Court Opinion

ID: 9765379
Source: CourtListenerOpinion
Date Created: 2023-08-29 04:01:27.402956+00
Date Added: 2024-06-11T07:30:09.446053
License: Public Domain

HUTCHINSON, Justice,
dissenting.
I dissent. Appellant-husband induced the appellee-wife to file a joint tax return rather than separate tax returns for 1979. Appellant alone, without professional help, prepared *255the return.

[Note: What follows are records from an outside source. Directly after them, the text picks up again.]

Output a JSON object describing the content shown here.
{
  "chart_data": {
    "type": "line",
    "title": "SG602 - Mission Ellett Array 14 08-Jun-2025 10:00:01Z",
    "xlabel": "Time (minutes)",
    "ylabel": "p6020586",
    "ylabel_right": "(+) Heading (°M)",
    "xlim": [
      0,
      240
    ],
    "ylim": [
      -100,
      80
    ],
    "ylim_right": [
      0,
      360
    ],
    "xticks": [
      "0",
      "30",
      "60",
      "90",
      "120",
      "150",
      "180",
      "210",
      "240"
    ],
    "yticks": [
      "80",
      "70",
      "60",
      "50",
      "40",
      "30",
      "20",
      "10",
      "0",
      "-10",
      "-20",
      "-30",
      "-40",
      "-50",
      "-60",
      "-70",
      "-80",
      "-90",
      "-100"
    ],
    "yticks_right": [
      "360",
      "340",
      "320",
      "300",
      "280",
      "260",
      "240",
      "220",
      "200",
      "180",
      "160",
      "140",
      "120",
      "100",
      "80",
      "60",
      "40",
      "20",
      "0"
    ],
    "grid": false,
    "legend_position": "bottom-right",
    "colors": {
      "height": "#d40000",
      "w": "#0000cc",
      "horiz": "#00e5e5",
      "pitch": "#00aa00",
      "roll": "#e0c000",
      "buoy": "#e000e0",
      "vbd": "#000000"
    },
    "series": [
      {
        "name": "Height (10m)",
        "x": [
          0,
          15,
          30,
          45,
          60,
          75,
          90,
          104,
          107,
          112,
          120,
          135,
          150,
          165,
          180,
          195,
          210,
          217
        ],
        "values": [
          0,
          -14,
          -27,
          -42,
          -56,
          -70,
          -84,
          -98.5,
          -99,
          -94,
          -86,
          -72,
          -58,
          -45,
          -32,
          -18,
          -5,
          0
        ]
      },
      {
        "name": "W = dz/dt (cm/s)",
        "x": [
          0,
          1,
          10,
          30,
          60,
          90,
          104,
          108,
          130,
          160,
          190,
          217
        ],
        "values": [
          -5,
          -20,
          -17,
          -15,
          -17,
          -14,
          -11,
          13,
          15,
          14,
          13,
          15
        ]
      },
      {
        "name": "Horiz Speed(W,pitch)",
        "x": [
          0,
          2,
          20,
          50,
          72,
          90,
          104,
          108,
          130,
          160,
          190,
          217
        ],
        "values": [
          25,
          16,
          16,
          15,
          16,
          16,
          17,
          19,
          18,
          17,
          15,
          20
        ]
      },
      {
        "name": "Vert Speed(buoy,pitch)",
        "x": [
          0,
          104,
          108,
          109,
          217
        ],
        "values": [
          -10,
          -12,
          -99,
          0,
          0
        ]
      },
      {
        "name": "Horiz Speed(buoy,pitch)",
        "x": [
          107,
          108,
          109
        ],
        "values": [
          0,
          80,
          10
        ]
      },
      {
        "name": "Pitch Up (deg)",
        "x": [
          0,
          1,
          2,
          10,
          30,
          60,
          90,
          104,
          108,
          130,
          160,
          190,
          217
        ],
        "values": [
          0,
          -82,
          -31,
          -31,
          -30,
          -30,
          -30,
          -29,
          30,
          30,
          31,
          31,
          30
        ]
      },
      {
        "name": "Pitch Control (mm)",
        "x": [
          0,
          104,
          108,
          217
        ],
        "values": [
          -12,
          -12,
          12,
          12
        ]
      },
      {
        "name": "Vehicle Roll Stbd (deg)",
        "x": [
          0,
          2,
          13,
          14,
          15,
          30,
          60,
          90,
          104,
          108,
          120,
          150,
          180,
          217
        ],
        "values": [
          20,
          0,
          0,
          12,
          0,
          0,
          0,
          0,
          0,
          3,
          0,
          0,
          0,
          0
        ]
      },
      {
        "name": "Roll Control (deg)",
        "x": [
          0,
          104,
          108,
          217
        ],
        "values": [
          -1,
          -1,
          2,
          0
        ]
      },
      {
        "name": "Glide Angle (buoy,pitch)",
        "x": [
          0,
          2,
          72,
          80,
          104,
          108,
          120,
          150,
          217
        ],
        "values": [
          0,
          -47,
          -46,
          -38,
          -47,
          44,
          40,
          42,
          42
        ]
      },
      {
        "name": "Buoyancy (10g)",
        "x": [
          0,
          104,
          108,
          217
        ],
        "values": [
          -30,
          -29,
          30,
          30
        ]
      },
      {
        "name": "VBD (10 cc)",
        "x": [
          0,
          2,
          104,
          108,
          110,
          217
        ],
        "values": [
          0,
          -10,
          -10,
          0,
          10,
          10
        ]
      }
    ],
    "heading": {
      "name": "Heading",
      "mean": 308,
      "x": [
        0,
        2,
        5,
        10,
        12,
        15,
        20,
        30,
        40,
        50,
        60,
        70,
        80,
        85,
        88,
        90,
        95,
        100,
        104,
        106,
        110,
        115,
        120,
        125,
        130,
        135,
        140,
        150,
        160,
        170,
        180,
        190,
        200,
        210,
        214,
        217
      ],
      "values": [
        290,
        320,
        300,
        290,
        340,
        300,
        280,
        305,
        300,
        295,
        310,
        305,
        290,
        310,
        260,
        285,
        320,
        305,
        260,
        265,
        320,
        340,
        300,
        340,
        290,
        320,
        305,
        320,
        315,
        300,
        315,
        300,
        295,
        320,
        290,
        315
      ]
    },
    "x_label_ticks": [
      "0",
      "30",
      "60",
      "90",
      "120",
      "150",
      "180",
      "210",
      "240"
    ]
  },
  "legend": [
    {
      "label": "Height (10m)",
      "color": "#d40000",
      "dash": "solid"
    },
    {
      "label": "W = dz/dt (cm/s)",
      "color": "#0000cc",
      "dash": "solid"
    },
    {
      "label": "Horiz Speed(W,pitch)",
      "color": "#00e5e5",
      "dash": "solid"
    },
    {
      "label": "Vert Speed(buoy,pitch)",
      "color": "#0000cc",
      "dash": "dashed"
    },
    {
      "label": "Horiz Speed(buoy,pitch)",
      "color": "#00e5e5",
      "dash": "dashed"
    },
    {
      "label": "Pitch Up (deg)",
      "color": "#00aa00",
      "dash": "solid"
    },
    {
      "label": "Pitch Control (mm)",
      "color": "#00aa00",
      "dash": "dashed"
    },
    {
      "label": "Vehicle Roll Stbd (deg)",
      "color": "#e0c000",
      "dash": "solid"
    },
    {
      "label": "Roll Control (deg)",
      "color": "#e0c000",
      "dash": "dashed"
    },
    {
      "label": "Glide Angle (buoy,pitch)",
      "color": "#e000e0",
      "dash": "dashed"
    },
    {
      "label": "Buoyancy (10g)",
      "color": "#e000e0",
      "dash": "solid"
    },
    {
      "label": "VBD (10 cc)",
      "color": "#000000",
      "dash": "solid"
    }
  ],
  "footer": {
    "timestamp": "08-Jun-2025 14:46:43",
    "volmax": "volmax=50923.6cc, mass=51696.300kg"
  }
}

Appellee later learned that the joint tax liability calculated by appellant exceeded the amount withheld by $16,224.00. A factfinder could conclude that she agreed to share tax liability to this extent and agreed to the sale of some stock to pay this shortfall. However, under no circumstances should we conclude that she shares responsibility for the additional assessment, originally $12,126.00, now more than $26,000.00. This liability arose from appellant’s failure to properly treat the gains realized from his exercise of certain stock options which he controlled and his stubborn refusal since notification of that additional assessment to meet his obligation to the Internal Revenue Service. Merely because appellee agreed to share a $16,224.00 tax liability does not mean that she would have acquiesced to a greater sum. Indeed, knowledge of the facts which produced this additional liability might have influenced her to file separately and thus avoid any responsibility for the tax deficiencies. Any amounts owed the Internal Revenue Service are traceable to appellant’s manipulation of his tax liability and marital assets, as are any unclarities in the record. I would not offer him the chance to profit from that manipulation.